17 June 2023 08:05
Mantan menteri luar negeri Hassan Wirajuda menilai pengakuan Perdana Menteri Belanda atas Kemerdekaan Republik Indonesia 17 Agustus 1945 kali ini merupakan langkah mundur dan tidak tulus. Lantaran Belanda menggunakan standar ganda dalam memaknai kemerdekaan Republik Indonesia dalam konteks pengakuan atas Proklamasi Kemerdekaan 17 Agustus.
"Kalau kita baca secara rinci dalam statement Perdana Menteri Rutte dan juru bicaranya itu tidak tulus. Pernyataan mengakui kemerdekaan disertai berbagai kualifikasi yang pada akhirnya menegasi pernyataan itu sendiri," kata Hassan di Primetime News Metro TV, Jumat 16 Juni 2023.

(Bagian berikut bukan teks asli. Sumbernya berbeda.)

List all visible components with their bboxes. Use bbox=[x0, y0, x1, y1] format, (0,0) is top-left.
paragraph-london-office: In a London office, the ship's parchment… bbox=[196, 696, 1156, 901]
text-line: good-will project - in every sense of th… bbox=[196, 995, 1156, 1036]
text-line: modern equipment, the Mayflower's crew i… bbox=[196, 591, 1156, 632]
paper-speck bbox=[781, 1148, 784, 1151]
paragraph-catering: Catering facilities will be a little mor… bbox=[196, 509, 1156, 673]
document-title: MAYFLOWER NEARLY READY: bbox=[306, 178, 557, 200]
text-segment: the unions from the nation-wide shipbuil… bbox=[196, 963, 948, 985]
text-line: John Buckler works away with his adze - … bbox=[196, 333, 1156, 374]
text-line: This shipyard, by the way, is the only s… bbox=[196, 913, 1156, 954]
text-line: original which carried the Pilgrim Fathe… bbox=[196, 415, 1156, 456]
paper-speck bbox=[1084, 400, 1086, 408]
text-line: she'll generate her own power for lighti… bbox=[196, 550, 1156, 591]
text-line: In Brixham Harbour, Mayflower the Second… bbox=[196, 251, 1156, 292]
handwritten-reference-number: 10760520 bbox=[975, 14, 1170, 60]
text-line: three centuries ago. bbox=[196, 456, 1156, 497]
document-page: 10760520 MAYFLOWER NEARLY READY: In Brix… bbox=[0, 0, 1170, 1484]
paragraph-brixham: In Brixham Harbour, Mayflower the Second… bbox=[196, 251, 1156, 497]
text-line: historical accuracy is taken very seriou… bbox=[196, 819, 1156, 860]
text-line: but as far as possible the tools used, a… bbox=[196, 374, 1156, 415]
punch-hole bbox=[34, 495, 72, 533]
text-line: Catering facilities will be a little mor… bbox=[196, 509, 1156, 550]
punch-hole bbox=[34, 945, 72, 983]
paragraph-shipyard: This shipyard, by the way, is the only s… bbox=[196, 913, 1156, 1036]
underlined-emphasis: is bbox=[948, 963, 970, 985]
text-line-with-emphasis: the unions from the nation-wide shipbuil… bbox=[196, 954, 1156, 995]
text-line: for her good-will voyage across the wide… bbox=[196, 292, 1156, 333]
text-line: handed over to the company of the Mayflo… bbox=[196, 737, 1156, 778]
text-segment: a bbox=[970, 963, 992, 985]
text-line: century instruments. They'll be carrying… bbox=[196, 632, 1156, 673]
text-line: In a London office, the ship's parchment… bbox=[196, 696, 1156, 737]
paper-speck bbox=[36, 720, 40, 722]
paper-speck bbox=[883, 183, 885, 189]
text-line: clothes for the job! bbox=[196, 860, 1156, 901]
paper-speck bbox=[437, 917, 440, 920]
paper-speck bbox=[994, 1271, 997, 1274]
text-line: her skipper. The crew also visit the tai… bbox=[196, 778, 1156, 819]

Hassan menyebut negara-negara penjajah dalam lima tahun belakang banyak menengok kembali sejarah. Ia menilai Belanda tidak seperti negara-negara penjajah lain di Eropa yang meminta maaf dan membayar gant rugi terhadap negara yang dijajah.
"Jerman terhadap Namibia berujung permintaan maaf dan ganti rugi. Inggris juga terhadap kejahatan kemanusiaan di Kenya pada 60-an juga berujung permintaan maaf. Demikian juga Belgia. Jadi, dibandingkan koleganya di negara-negara Barat yang juga sama-sama penjajah, Belanda ini telat," tuturnya.
Pengakuan Perdana Menteri Belanda, Mark Rutte, tentang kemerdekaan Indonesia pada 17 Agustus 1945 itu sebenarnya bukan hal baru. Sebab pada 16 Agustus 2005 atau sehari sebelum peringatan 60 tahun Proklamasi Kemerdekaan Indonesia, pengakuan serupa pernah disampaikan Menteri Luar Negeri Belanda, Bernard Rudolf Bot.
Dalam pidato di Gedung Departemen Luar Negeri di Jakarta, Ia mengatakan secara moral dan politik Belanda mengakui Indonesia merdeka pada 17 Agustus 1945. Bot juga menghadiri upacara kenegaraan peringatan hari ulang tahun ke-60 Kemerdekaan RI pada 17 Agustus 2005 di Istana Negara, Jakarta. Sekaligus menjadi pejabat Belanda pertama yang menghadiri peringatan kemerdekaan RI.